Publication year - 2010
Publication title -
the faseb journal
Language(s) - English
Resource type - Journals
SCImago Journal Rank - 1.709
H-Index - 277
eISSN - 1530-6860
pISSN - 0892-6638
DOI - 10.1096/fasebj.24.1_supplement.1037.1
Subject(s) - intercalated disc , connexin , ion channel , biology , microbiology and biotechnology , gap junction , genetics , receptor , intracellular
Voltage‐gated Na + channels (VGSCs), located in cardiac intercalated discs, are heterotrimeric molecules containing a central, pore‐forming α subunit and two multifunctional β subunits, associated with multiple proteins to ensure rapid, synchronous electrical transduction of action potentials through cardiac myocytes.
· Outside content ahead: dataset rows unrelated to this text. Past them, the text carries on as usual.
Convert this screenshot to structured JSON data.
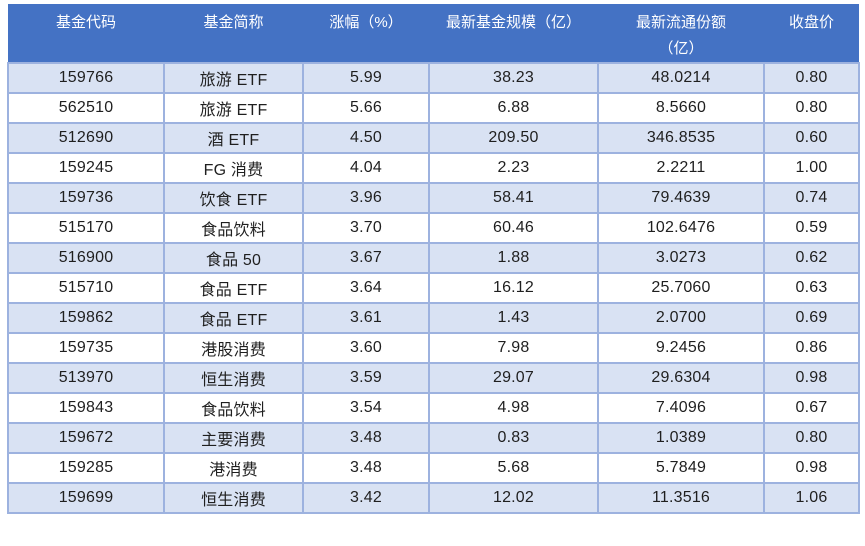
{
  "table": {
    "columns": [
      {
        "id": "fund-code",
        "lines": [
          "基金代码"
        ]
      },
      {
        "id": "fund-name",
        "lines": [
          "基金简称"
        ]
      },
      {
        "id": "change-percent",
        "lines": [
          "涨幅（%）"
        ]
      },
      {
        "id": "latest-fund-size",
        "lines": [
          "最新基金规模（亿）"
        ]
      },
      {
        "id": "latest-shares",
        "lines": [
          "最新流通份额",
          "（亿）"
        ]
      },
      {
        "id": "closing-price",
        "lines": [
          "收盘价"
        ]
      }
    ],
    "rows": [
      [
        "159766",
        "旅游 ETF",
        "5.99",
        "38.23",
        "48.0214",
        "0.80"
      ],
      [
        "562510",
        "旅游 ETF",
        "5.66",
        "6.88",
        "8.5660",
        "0.80"
      ],
      [
        "512690",
        "酒 ETF",
        "4.50",
        "209.50",
        "346.8535",
        "0.60"
      ],
      [
        "159245",
        "FG 消费",
        "4.04",
        "2.23",
        "2.2211",
        "1.00"
      ],
      [
        "159736",
        "饮食 ETF",
        "3.96",
        "58.41",
        "79.4639",
        "0.74"
      ],
      [
        "515170",
        "食品饮料",
        "3.70",
        "60.46",
        "102.6476",
        "0.59"
      ],
      [
        "516900",
        "食品 50",
        "3.67",
        "1.88",
        "3.0273",
        "0.62"
      ],
      [
        "515710",
        "食品 ETF",
        "3.64",
        "16.12",
        "25.7060",
        "0.63"
      ],
      [
        "159862",
        "食品 ETF",
        "3.61",
        "1.43",
        "2.0700",
        "0.69"
      ],
      [
        "159735",
        "港股消费",
        "3.60",
        "7.98",
        "9.2456",
        "0.86"
      ],
      [
        "513970",
        "恒生消费",
        "3.59",
        "29.07",
        "29.6304",
        "0.98"
      ],
      [
        "159843",
        "食品饮料",
        "3.54",
        "4.98",
        "7.4096",
        "0.67"
      ],
      [
        "159672",
        "主要消费",
        "3.48",
        "0.83",
        "1.0389",
        "0.80"
      ],
      [
        "159285",
        "港消费",
        "3.48",
        "5.68",
        "5.7849",
        "0.98"
      ],
      [
        "159699",
        "恒生消费",
        "3.42",
        "12.02",
        "11.3516",
        "1.06"
      ]
    ],
    "colors": {
      "header_bg": "#4472C4",
      "header_text": "#FFFFFF",
      "row_alt_bg": "#D9E2F3",
      "row_bg": "#FFFFFF",
      "border": "#9DB2DF",
      "body_text": "#1F1F1F"
    }
  }
}
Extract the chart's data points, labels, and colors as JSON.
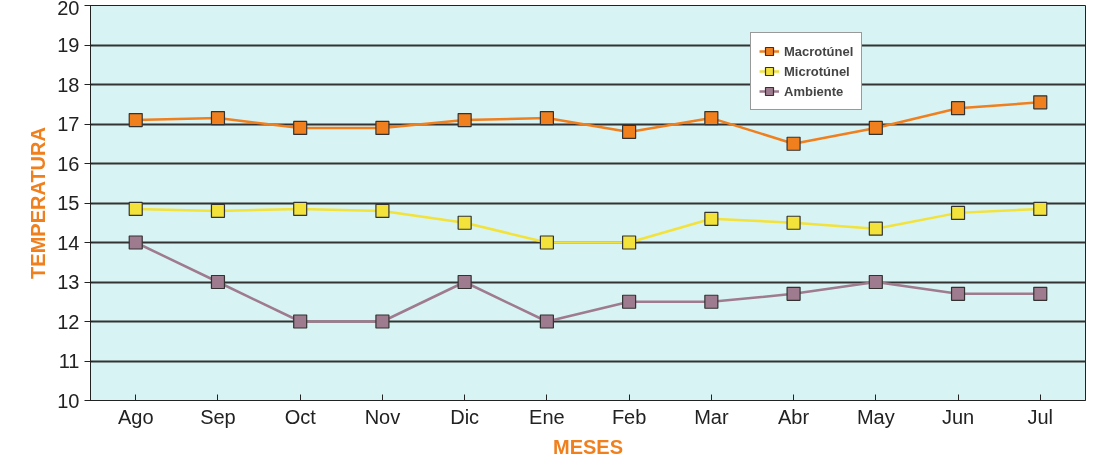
{
  "chart_data": {
    "type": "line",
    "xlabel": "MESES",
    "ylabel": "TEMPERATURA",
    "categories": [
      "Ago",
      "Sep",
      "Oct",
      "Nov",
      "Dic",
      "Ene",
      "Feb",
      "Mar",
      "Abr",
      "May",
      "Jun",
      "Jul"
    ],
    "series": [
      {
        "name": "Macrotúnel",
        "color": "#f07f1e",
        "values": [
          17.1,
          17.15,
          16.9,
          16.9,
          17.1,
          17.15,
          16.8,
          17.15,
          16.5,
          16.9,
          17.4,
          17.55
        ]
      },
      {
        "name": "Microtúnel",
        "color": "#f2e23a",
        "values": [
          14.85,
          14.8,
          14.85,
          14.8,
          14.5,
          14.0,
          14.0,
          14.6,
          14.5,
          14.35,
          14.75,
          14.85
        ]
      },
      {
        "name": "Ambiente",
        "color": "#9e7b8e",
        "values": [
          14.0,
          13.0,
          12.0,
          12.0,
          13.0,
          12.0,
          12.5,
          12.5,
          12.7,
          13.0,
          12.7,
          12.7
        ]
      }
    ],
    "ylim": [
      10,
      20
    ],
    "yticks": [
      10,
      11,
      12,
      13,
      14,
      15,
      16,
      17,
      18,
      19,
      20
    ],
    "grid": "y",
    "legend": "top right",
    "marker": "square",
    "line_style": "solid"
  }
}
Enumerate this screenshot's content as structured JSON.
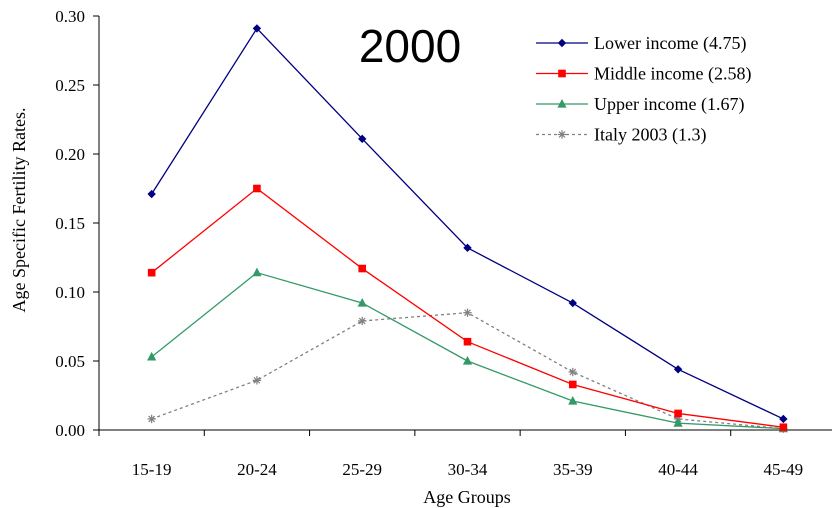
{
  "chart_data": {
    "type": "line",
    "title": "2000",
    "xlabel": "Age  Groups",
    "ylabel": "Age Specific Fertility Rates.",
    "categories": [
      "15-19",
      "20-24",
      "25-29",
      "30-34",
      "35-39",
      "40-44",
      "45-49"
    ],
    "ylim": [
      0,
      0.3
    ],
    "yticks": [
      "0.00",
      "0.05",
      "0.10",
      "0.15",
      "0.20",
      "0.25",
      "0.30"
    ],
    "ytick_values": [
      0,
      0.05,
      0.1,
      0.15,
      0.2,
      0.25,
      0.3
    ],
    "grid": false,
    "legend_position": "top-right",
    "series": [
      {
        "name": "Lower income (4.75)",
        "color": "#000080",
        "marker": "diamond",
        "dashed": false,
        "values": [
          0.171,
          0.291,
          0.211,
          0.132,
          0.092,
          0.044,
          0.008
        ]
      },
      {
        "name": "Middle income (2.58)",
        "color": "#ff0000",
        "marker": "square",
        "dashed": false,
        "values": [
          0.114,
          0.175,
          0.117,
          0.064,
          0.033,
          0.012,
          0.002
        ]
      },
      {
        "name": "Upper income (1.67)",
        "color": "#339966",
        "marker": "triangle",
        "dashed": false,
        "values": [
          0.053,
          0.114,
          0.092,
          0.05,
          0.021,
          0.005,
          0.001
        ]
      },
      {
        "name": "Italy 2003 (1.3)",
        "color": "#808080",
        "marker": "asterisk",
        "dashed": true,
        "values": [
          0.008,
          0.036,
          0.079,
          0.085,
          0.042,
          0.008,
          0.001
        ]
      }
    ]
  }
}
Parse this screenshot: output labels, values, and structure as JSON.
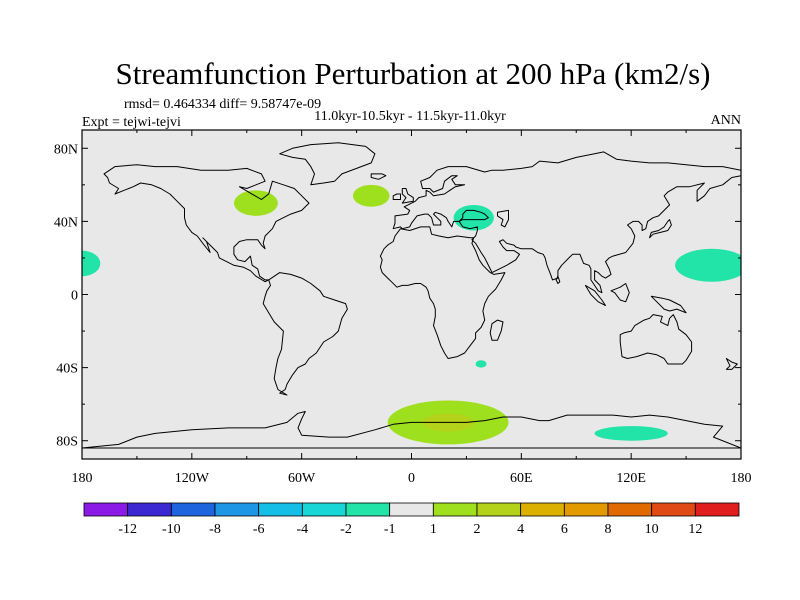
{
  "chart_data": {
    "type": "heatmap",
    "title": "Streamfunction Perturbation at 200 hPa (km2/s)",
    "stats": "rmsd= 0.464334 diff= 9.58747e-09",
    "left_label": "Expt = tejwi-tejvi",
    "center_label": "11.0kyr-10.5kyr - 11.5kyr-11.0kyr",
    "right_label": "ANN",
    "x_ticks": [
      {
        "value": -180,
        "label": "180"
      },
      {
        "value": -120,
        "label": "120W"
      },
      {
        "value": -60,
        "label": "60W"
      },
      {
        "value": 0,
        "label": "0"
      },
      {
        "value": 60,
        "label": "60E"
      },
      {
        "value": 120,
        "label": "120E"
      },
      {
        "value": 180,
        "label": "180"
      }
    ],
    "y_ticks": [
      {
        "value": 80,
        "label": "80N"
      },
      {
        "value": 40,
        "label": "40N"
      },
      {
        "value": 0,
        "label": "0"
      },
      {
        "value": -40,
        "label": "40S"
      },
      {
        "value": -80,
        "label": "80S"
      }
    ],
    "xlim": [
      -180,
      180
    ],
    "ylim": [
      -90,
      90
    ],
    "colorbar": {
      "colors": [
        "#8c1ae6",
        "#3c28d2",
        "#1e64dc",
        "#1e96e6",
        "#14bee6",
        "#18d6d6",
        "#22e3a8",
        "#e8e8e8",
        "#9ee01e",
        "#b4d21a",
        "#dcb000",
        "#e39a00",
        "#e06a00",
        "#e04a14",
        "#e01e1e"
      ],
      "labels": [
        "-12",
        "-10",
        "-8",
        "-6",
        "-4",
        "-2",
        "-1",
        "1",
        "2",
        "4",
        "6",
        "8",
        "10",
        "12"
      ]
    },
    "anomalies": [
      {
        "region": "North America",
        "lon": -85,
        "lat": 50,
        "rx": 12,
        "ry": 7,
        "color": "#9ee01e",
        "value": 2
      },
      {
        "region": "North Atlantic",
        "lon": -22,
        "lat": 54,
        "rx": 10,
        "ry": 6,
        "color": "#9ee01e",
        "value": 2
      },
      {
        "region": "Black Sea",
        "lon": 34,
        "lat": 42,
        "rx": 11,
        "ry": 7,
        "color": "#22e3a8",
        "value": -1
      },
      {
        "region": "Central Pacific",
        "lon": -180,
        "lat": 17,
        "rx": 10,
        "ry": 7,
        "color": "#22e3a8",
        "value": -1
      },
      {
        "region": "NW Pacific",
        "lon": 164,
        "lat": 16,
        "rx": 20,
        "ry": 9,
        "color": "#22e3a8",
        "value": -1
      },
      {
        "region": "South Atlantic",
        "lon": 38,
        "lat": -38,
        "rx": 3,
        "ry": 2,
        "color": "#22e3a8",
        "value": -1
      },
      {
        "region": "Antarctica (0-60E)",
        "lon": 20,
        "lat": -70,
        "rx": 33,
        "ry": 12,
        "color": "#9ee01e",
        "value": 2
      },
      {
        "region": "Antarctica core",
        "lon": 20,
        "lat": -70,
        "rx": 14,
        "ry": 5,
        "color": "#b4d21a",
        "value": 4
      },
      {
        "region": "South Indian Ocean",
        "lon": 120,
        "lat": -76,
        "rx": 20,
        "ry": 4,
        "color": "#22e3a8",
        "value": -1
      }
    ]
  }
}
Mutations in genes encoding VGSC α and β subunits can lead to cardiac arrhythmias, including Long‐QT and Brugada Syndromes. We propose that VGSC β1, encoded by SCN1B , plays an integral role in forming multimolecular signaling complexes in heart. Our aim was to use the SCN1B null mouse model to investigatec interactions of Na v 1.5 with junctional and ion channel proteins that are dependent on β1. This information will provide insight into how SCN1B mutations lead to cardiac arrhythmia. Using co‐immunoprecipitation, we investigated the association of Na v 1.5 with K v 4.3, N‐cadherin, and connexin‐43, in solubilized SCN1B null and wildtype heart membranes. Previous studies showed that β1 associates with Na v 1.5, N‐cadherin, and connexin‐43 in transfected cells. The present in vivo results suggest that Na v 1.5 and K v 4.3 form a macromolecular complex in wildtype heart. Na v 1.5 and N‐cadherin associate in wildtype but not SCN1B null heart, suggesting that β1 is critical for Na v 1.5‐N‐cadherin interactions. Na v 1.5 and Cx‐43 remain associated in the SCN1B null heart, suggesting this interaction does not depend on β1. Our results suggest that VGSC β1 is an integral molecular adaptor, organizing and linking Na v 1.5 complexes to key junctional and ion channel proteins in the intercalated disc.